Graisses, gélatines et collagènes de ruminants : des précautions nécessaires pour les inclure dans l’alimentation des animaux d’élevage

La forte diminution en Europe des cas d'encéphalopathie spongiforme transmissible (EST) a conduit à alléger les contraintes d’utilisation des produits d'origine animale pour l'alimentation d'espèces productrices de denrées alimentaires. Dans l'expertise qu'elle vient de publier, l'Anses conclut que les graisses, gélatines et collagènes de ruminants ne devraient être utilisés que sous certaines conditions, afin de garantir l’absence de tout risque de transmission d’EST.

Même si les protéines transformées de ruminants sont toujours interdites pour nourrir les animaux producteurs de denrées alimentaire, la possibilité d’utiliser d’autres sous-produits, à savoir la graisse, le collagène ou la gélatine, est envisagée.

Un risque d’ESB très faible mais un danger toujours existant

Depuis le 24 mai 2022, la France est classée comme « pays à risque d’encéphalopathie spongiforme bovine (ESB) négligeable » par l’Organisation mondiale de santé animale. Cependant, la possibilité que quelques cas asymptomatiques transitent par les abattoirs n’est pas exclue. Si les sous-produits de ces animaux sont utilisés pour l’alimentation animale après avoir été transformés, des précautions sont nécessaires pour éviter la contamination d’autres animaux. Les experts du groupe de travail de l’Anses sont particulièrement attentifs à prévenir une nouvelle propagation des agents de l’ESB : « La crise de l’ESB a probablement émergé à partir d’un très faible nombre de cas initiaux », rappellent-ils dans l’avis.

Des recommandations pour éviter la contamination des graisses par des prions

Le peu de données disponibles suggère que les prions, qui induisent l’ESB, ne s’accumulent pas dans les graisses des bovins infectés.

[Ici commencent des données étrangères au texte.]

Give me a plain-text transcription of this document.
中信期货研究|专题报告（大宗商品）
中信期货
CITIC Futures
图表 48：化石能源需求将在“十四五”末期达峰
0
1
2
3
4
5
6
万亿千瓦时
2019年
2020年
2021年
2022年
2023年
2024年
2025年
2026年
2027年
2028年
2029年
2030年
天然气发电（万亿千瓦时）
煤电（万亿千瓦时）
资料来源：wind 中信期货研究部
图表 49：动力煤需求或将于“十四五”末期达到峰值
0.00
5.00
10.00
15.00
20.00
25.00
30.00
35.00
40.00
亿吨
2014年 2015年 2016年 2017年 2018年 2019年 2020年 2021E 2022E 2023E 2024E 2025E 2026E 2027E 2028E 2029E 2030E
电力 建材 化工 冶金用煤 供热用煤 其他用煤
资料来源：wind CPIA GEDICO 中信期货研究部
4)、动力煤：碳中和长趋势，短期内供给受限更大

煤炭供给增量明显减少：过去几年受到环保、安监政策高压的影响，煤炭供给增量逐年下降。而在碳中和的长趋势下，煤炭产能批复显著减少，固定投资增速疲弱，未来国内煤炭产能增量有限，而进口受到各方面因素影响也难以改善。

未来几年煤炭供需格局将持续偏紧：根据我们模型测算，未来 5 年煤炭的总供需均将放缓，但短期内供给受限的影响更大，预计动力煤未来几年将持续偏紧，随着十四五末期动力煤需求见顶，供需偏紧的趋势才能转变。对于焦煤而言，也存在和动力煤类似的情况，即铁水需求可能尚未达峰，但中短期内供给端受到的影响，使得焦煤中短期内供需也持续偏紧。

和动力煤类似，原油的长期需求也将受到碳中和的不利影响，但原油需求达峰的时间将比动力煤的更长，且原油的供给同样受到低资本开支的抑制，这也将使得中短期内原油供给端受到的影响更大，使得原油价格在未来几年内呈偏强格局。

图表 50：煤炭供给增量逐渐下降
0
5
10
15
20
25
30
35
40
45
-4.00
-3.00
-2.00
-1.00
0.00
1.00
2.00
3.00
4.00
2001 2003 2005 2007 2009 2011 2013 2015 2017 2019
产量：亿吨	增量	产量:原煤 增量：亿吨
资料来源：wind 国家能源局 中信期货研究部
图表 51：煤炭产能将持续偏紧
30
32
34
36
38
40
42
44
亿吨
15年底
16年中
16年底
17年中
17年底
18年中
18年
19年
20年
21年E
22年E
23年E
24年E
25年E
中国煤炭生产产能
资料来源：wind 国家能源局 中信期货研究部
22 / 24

Cependant, ces graisses pourraient être contaminées par des projections de moelle épinière. En effet, si l’animal est infecté, cette dernière est porteuse d’une grande quantité de prions. Or, lors de la fente des carcasses à l’abattoir, la lame passe dans la moelle épinière. Les graisses situées à proximité seront ainsi exposées via les projections et pourraient transmettre l’agent de l’ESB si elles sont utilisées pour l’alimentation animale.

A contrario, les experts de l’Anses considèrent que les graisses obtenues à partir de tissus adipeux distants de la colonne vertébrale ou qui ne sont pas exposées aux projections présentent un risque négligeable. Elles pourraient ainsi être utilisées en alimentation animale. L’Anses recommande que des études soient conduites pour quantifier les projections de moelle épinière sur les tissus adipeux, en tenant compte des pratiques actuelles en abattoir.

Par ailleurs, les graisses prélevées avant la fente de la carcasse ou lorsque la moelle épinière est préalablement retirée présentent un risque négligeable de transmission de l’ESB. De même, chez les animaux de moins de 48 mois, il est très peu probable que la moelle épinière soit infectieuse et contamine les graisses. La graisse des individus de moins de quatre ans pourrait donc être utilisée pour l’alimentation animale.

Quant aux moutons et aux chèvres, le groupe de travail juge le nombre de tissus susceptibles d’être infectés par l’agent de la tremblante, une autre EST, est trop élevé. Il recommande donc de ne pas utiliser les graisses de petits ruminants.

Collagène et gélatine : un point de vigilance

Le collagène et la gélatine de bovins sont produits à partir de la peau et des os de ces animaux. Leur utilisation a été autorisée au niveau européen en août 2021 pour l’alimentation des porcs et des volailles. Le principal point de vigilance relevé par les experts concerne l’utilisation d’os avec un risque élevé de contamination par les prions. L’Agence recommande donc de ne pas utiliser les colonnes vertébrales des bovins âgés de plus de 30 mois pour produire du collagène et de la gélatine.

Cette expertise vient compléter le rapport sur l’utilisation des protéines animales transformées (PAT) de porcs et de volailles publié en 2021.